Whether it's their decade-long collaboration on FX's American Horror Story or their upcoming One Flew Over the Cuckoo's Nest prequel series for Netflix, Sarah Paulson (Glass, Mrs. America) and Ryan Murphy (The Politician) are two people whose names have become creatively entwined over the years- and it doesn't look like that's going to end any time soon. With Ratched set to hit the streaming service next month, Paulson is already confirmed for the tenth season of AHS and will (at the minimum) direct an episode of spinoff series American Horror Stories (though we're still keeping our Stevie Nicks candles burning for a "Coven" episode). Outside of the "AHS-verse," Paulson is also returning to the series that earned her serious critical and awards season attention as part of the ensemble cast for Impeachment: American Crime Story. So with that much television filmography in common, what is it that keeps Paulson coming back to Murphy's (and co-creator Brad Falchuk) deep, dark universe?
"Working with Ryan Murphy has been arguably the greatest experience of my life and has borne a tremendous amount of my acting fruit if that's a sentence one can use. But you know, he continues to come to me. On American Horror Story alone I've played I don't even know how many- I mean, I did eight seasons of that show and in one or two seasons I played multiple characters, sometimes a reprisal of another character but in one season I had two heads. So you know there was… he just continues to throw me opportunities to play to stretch my acting muscle and also, I think, his giving me the greatest gift, which is not just the opportunity to work but he's already given the audience freedom and permission to not expect one particular thing from me. Which I think allows people to accept me- I hope allows people to accept me in different parts," explained Paulson.
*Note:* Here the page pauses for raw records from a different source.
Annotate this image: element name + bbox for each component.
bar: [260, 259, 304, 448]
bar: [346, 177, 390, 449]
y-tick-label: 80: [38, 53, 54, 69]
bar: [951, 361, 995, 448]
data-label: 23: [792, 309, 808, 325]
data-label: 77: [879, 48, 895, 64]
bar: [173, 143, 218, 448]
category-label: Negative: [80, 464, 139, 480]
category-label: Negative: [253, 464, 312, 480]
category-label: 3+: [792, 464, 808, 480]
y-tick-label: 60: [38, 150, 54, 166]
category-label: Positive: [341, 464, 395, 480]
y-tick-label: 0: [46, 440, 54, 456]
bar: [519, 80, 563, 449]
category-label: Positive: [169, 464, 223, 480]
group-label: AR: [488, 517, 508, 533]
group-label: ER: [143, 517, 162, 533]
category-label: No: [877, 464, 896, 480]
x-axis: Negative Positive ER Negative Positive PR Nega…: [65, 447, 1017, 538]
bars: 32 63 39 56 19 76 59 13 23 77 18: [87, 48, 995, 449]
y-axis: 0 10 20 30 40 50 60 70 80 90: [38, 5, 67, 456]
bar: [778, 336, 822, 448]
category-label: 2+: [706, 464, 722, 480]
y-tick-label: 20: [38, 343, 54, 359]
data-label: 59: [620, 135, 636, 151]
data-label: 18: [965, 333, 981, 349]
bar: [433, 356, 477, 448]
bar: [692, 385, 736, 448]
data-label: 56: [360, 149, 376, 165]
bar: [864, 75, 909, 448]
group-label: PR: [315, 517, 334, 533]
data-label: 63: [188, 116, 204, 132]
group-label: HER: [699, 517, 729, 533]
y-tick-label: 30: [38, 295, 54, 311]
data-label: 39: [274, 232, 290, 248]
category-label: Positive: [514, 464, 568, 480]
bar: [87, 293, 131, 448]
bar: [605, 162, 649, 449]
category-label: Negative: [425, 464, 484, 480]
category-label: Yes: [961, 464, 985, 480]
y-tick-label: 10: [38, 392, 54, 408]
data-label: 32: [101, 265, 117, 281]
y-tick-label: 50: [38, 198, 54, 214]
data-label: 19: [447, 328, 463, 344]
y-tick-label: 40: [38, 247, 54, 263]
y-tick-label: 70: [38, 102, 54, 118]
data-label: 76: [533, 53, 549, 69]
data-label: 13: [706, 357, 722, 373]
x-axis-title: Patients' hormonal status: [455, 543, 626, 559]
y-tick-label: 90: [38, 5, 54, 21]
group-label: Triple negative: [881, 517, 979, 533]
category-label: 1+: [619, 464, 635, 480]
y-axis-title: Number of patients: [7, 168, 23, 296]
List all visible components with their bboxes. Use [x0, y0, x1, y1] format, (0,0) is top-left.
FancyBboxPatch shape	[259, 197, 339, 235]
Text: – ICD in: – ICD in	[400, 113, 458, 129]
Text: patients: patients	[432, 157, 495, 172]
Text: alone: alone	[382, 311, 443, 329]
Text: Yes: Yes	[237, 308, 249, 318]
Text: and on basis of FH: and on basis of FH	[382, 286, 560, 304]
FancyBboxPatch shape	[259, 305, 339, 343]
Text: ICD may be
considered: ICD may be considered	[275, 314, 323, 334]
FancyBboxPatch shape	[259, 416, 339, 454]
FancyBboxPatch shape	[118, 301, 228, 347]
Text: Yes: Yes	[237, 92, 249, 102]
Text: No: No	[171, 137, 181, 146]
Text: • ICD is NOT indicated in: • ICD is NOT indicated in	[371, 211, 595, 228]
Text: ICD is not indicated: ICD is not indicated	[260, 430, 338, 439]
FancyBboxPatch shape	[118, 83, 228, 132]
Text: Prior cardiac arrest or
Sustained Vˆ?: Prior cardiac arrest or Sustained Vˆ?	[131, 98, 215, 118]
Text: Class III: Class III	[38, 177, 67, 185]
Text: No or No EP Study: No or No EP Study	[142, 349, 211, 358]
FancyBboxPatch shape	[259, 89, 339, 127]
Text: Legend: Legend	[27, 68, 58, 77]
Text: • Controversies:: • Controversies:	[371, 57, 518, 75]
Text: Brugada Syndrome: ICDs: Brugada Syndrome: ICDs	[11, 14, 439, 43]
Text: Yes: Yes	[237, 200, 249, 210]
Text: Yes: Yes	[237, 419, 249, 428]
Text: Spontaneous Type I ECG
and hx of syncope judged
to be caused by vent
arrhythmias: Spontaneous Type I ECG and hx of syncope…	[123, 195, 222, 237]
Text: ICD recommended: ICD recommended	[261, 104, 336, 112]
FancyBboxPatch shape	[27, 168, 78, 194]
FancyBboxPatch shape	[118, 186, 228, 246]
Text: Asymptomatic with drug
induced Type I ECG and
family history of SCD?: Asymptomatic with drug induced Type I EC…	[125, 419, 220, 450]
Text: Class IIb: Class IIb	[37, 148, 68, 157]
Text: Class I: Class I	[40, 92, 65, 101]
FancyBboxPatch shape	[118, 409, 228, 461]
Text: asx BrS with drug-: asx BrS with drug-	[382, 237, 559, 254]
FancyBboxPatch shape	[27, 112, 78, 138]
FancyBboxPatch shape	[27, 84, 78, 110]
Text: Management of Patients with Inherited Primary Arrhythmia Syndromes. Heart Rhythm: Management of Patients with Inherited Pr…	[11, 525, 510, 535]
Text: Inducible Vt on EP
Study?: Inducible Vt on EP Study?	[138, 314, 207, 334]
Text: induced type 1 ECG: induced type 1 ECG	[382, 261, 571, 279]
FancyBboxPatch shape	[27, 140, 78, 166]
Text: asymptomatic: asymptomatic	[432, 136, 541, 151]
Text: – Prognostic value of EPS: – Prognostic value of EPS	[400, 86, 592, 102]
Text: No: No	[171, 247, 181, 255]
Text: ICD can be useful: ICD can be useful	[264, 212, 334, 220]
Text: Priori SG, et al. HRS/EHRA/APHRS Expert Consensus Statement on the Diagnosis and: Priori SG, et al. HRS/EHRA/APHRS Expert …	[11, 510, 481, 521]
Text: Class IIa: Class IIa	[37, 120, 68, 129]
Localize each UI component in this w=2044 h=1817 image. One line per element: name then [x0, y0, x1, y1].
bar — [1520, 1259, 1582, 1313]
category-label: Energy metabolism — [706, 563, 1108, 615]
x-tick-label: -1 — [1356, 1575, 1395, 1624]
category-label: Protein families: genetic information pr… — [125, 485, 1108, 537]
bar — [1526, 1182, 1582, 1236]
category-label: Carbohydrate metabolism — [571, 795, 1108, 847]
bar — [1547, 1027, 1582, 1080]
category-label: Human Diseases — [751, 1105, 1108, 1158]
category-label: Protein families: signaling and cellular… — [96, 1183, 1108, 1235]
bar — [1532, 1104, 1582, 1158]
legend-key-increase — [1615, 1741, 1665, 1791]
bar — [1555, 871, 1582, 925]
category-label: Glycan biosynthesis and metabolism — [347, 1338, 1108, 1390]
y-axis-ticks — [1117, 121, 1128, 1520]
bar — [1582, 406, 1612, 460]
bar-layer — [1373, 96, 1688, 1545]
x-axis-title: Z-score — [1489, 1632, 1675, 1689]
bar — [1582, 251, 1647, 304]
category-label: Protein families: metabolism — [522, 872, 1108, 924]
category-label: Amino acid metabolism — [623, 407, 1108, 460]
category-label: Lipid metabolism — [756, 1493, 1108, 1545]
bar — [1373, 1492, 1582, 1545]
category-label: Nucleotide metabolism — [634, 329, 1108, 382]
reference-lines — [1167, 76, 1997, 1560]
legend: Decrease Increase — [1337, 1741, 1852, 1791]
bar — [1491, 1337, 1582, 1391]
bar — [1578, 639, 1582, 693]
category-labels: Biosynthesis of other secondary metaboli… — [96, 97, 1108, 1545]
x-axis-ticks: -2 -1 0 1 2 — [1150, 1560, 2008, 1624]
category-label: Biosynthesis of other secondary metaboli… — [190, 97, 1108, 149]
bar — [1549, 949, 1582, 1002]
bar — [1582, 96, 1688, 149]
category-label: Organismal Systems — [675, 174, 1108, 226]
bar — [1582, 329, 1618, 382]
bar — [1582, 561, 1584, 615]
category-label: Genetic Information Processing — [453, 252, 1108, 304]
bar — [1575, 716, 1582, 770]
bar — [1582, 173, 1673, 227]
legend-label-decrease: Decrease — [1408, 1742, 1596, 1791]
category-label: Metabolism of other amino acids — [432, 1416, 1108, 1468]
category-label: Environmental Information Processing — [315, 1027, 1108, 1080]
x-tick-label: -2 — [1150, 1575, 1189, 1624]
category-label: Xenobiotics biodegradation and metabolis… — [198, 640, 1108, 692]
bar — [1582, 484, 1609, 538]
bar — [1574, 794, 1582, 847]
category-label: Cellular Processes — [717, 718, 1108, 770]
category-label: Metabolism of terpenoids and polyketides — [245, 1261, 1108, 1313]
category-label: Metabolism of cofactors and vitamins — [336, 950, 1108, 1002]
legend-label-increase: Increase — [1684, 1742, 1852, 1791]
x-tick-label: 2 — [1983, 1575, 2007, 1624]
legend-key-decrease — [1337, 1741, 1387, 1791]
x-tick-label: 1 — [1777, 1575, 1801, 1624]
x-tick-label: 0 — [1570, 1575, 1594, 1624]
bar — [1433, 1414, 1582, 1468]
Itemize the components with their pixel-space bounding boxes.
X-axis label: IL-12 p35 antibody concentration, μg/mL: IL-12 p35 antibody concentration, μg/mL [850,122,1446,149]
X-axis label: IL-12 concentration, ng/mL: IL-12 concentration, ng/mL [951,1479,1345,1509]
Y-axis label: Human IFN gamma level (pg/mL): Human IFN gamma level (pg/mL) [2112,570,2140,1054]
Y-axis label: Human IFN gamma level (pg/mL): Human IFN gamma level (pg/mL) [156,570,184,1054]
"If you're on a show for seven or eight years playing the same character that people love and you tried to as an actor step outside of that and play something else in a movie or another television show, sometimes the audience gets very protective of it and they resist it. Whereas on American Horror Story, I've played so many different parts and it's part of what the audience likes about watching the show is seeing all the different actors playing different things every year and I think it allows for more elastic creativity and a willingness on their part to buy it when we play something different because they're already down with that and that means hopefully I'll get to do work into my dotage in a way that maybe would be harder if there was a certain assignment put on me about what I can or can't do, you know?"